Despite some recent "high-profile bombings" in Iraq, Mr. Obama believes the security situation there "has continued to dramatically improve."
He said last month that his top diplomat and military commander in Iraq, Ambassador Chris Hill and Gen. Ray Odierno respectively, "continue to be overall very positive about the trend lines in Iraq."
But Mr. Obama thinks al-Maliki needs to continue strengthening Iraqi security forces to wipe out – what he calls – "the last vestiges of AQI: al-Qaida in Iraq and other extremist organizations."
"I'm confident that Iraqis don't want to return to the spiraling violence that we saw a couple of years ago," said Mr. Obama in an interview July 2nd with the Associated Press.

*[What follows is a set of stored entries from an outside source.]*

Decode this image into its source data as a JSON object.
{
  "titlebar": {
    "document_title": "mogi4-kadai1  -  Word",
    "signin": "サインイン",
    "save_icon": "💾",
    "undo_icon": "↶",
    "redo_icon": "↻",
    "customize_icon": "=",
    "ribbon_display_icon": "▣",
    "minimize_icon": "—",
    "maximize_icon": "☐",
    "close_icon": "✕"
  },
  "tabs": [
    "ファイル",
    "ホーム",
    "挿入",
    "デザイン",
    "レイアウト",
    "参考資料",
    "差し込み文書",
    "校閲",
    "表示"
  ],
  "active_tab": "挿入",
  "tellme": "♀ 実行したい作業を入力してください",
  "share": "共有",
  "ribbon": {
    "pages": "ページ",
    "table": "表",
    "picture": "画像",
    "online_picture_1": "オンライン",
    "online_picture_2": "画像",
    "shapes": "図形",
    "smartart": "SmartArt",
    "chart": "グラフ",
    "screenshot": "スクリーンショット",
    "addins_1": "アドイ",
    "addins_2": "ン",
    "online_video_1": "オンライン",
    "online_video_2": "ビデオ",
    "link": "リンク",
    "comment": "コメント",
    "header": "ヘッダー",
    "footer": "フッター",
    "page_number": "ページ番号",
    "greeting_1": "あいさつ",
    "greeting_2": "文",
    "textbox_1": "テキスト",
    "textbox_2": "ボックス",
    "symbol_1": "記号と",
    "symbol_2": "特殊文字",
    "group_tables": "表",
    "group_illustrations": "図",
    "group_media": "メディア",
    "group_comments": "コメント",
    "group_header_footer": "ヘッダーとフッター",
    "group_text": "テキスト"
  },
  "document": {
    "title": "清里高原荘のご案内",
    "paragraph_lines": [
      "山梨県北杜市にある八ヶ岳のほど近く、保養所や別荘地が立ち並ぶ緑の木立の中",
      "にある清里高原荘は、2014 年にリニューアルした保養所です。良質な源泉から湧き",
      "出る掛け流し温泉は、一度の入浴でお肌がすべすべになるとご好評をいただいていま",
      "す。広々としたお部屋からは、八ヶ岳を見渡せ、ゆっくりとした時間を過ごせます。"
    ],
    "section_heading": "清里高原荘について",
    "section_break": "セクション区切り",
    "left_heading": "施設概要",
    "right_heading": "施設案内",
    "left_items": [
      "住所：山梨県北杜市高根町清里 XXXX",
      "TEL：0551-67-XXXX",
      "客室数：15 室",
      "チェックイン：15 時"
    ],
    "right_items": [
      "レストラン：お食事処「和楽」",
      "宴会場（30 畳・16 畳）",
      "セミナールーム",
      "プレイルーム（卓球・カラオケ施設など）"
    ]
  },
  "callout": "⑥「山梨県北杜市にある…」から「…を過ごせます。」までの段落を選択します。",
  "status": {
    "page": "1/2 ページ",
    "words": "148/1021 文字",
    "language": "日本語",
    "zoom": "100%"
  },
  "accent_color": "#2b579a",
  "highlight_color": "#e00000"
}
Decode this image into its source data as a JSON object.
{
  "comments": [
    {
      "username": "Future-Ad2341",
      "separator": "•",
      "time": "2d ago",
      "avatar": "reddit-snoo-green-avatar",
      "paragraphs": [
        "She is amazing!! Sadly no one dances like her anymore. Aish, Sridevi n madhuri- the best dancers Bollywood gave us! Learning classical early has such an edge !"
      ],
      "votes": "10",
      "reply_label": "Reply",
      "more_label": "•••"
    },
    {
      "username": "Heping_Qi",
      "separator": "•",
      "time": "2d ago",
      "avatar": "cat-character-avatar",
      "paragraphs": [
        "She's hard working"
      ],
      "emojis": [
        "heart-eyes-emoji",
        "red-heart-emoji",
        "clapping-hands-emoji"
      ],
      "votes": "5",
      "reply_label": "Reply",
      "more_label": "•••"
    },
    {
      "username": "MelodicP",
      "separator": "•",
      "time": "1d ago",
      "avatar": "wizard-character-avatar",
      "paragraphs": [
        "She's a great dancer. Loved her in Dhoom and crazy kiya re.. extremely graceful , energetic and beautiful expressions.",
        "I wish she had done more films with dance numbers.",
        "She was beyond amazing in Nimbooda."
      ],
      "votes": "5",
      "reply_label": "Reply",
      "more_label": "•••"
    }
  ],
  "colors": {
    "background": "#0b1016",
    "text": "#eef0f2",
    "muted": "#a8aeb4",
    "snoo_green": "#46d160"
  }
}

But what appears to concern him most at the moment is continuing friction between the leading ethnic groups in Iraq.
"I think what's still going to be critical is to have politicians in Iraq reconcile their respective communities on things like the oil laws, on issues like how much power provincial governments have versus the federal government," he told AP.
With another national election coming up in Iraq, Mr. Obama said he's not seeing as much compromise and cooperation as he would like to.
He still plans to have all U.S. combat forces out of Iraq by the end of next summer and all remaining troops out by the end of 2011. But as Commander-in-Chief, he says he reserves the right to alter that schedule "based on changing circumstances to protect U.S. security."
Mr. Obama has met face-to-face with al-Maliki only once before as president: during his visit to Baghdad on April 7th. He has occasional phone calls and secure video teleconferences with Iraqi leaders as warranted, said a spokesman.
He also met with al-Maliki last summer on his trip to Iraq as a candidate.